# Fairtex BGV1 Boxing / Muay Thai / Kickboxing Review



## sugarfoot8802 (Jul 24, 2016)

Hello! 

I've written a review of the Fairtex BGV1's after a few months of use. 

I've had a bit of a love hate relationship with these gloves and I hope you find the review helpful!

"Fairtex BGV1 Boxing / Muay Thai Gloves Review"


----------



## Kickboxer101 (Jul 24, 2016)

To me gloves are gloves I've worn plenty of brands and styles they all feel the same


----------



## sugarfoot8802 (Jul 24, 2016)

Kickboxer101 said:


> To me gloves are gloves I've worn plenty of brands and styles they all feel the same



Boxing gloves vary dramatically in weight, size, materials, construction etc. but if they all feel the same to you, buying gloves will be cheap and easy for you !


----------



## Kickboxer101 (Jul 25, 2016)

sugarfoot8802 said:


> Boxing gloves vary dramatically in weight, size, materials, construction etc. but if they all feel the same to you, buying gloves will be cheap and easy for you !
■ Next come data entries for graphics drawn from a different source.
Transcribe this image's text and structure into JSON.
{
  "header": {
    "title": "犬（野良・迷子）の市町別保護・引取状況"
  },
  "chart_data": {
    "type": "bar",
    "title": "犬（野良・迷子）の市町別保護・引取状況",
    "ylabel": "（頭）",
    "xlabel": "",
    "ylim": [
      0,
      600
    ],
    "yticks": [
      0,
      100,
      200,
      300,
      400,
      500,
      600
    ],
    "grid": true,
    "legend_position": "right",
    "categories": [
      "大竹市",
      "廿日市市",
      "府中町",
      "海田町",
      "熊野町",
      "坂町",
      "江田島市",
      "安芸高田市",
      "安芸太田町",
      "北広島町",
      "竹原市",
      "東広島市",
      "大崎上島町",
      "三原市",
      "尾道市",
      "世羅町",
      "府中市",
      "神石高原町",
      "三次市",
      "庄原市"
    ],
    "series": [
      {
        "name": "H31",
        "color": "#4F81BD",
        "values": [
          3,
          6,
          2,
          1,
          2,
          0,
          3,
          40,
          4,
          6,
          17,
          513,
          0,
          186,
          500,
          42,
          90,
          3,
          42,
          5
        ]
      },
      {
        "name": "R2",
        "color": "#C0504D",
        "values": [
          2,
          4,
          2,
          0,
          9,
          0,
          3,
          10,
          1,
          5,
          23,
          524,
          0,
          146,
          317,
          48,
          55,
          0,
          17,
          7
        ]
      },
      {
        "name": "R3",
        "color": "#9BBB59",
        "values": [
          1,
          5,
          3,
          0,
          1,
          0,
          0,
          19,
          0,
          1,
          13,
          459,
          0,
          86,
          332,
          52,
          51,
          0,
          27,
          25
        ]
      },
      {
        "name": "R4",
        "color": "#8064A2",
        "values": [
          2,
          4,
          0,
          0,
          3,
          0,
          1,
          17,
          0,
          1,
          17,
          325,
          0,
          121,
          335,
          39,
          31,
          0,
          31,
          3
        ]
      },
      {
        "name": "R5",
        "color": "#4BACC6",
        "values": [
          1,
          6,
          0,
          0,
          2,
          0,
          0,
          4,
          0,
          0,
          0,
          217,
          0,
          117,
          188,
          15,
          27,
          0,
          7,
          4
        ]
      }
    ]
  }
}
Well the thing is to me that martial arts and fighting in general is about adapting and overcoming obstacles. My feeling is how can we do that when we have to wear a certain glove for training


----------



## sugarfoot8802 (Jul 25, 2016)

Kickboxer101 said:


> Well the thing is to me that martial arts and fighting in general is about adapting and overcoming obstacles. My feeling is how can we do that when we have to wear a certain glove for training


I think you're coming from more of a philosophical point of view and I totally agree that martial arts is at it's core adapting and overcoming but certain gloves are absolutely crucial to training. 

If your sparring partner tries to use light 10oz gloves, you will certainly care what gloves he's using. 

 if you use terribly constructed gloves you may injure your hand and not be able to train for weeks...that would force you to overcome adversity but it also would've been completely avoidable by buying the correct equipment...


----------



## Tez3 (Jul 25, 2016)

Well, all gloves aren't equal, there's some that will actually damage your thumbs and wrists and they should be avoided. I can't see why martial arts should be about overcoming obstacles but if that's what it is to you then you shouldn't be knackering your hands just to prove a point. Why handicap yourself?


----------



## sugarfoot8802 (Jul 25, 2016)

Tez3 said:


> Well, all gloves aren't equal, there's some that will actually damage your thumbs and wrists and they should be avoided. I can't see why martial arts should be about overcoming obstacles but if that's what it is to you then you shouldn't be knackering your hands just to prove a point. Why handicap yourself?



I couldn't agree more! I understand kickboxer101's philosophy but it's not a very practical outlook. If I continued to use the gloves that were hurting me, I may have done permanent damage that would have made me stop practicing martial arts altogether.


----------



## kakkattekoi (Sep 24, 2016)

hows Twins compare to fairtex?


----------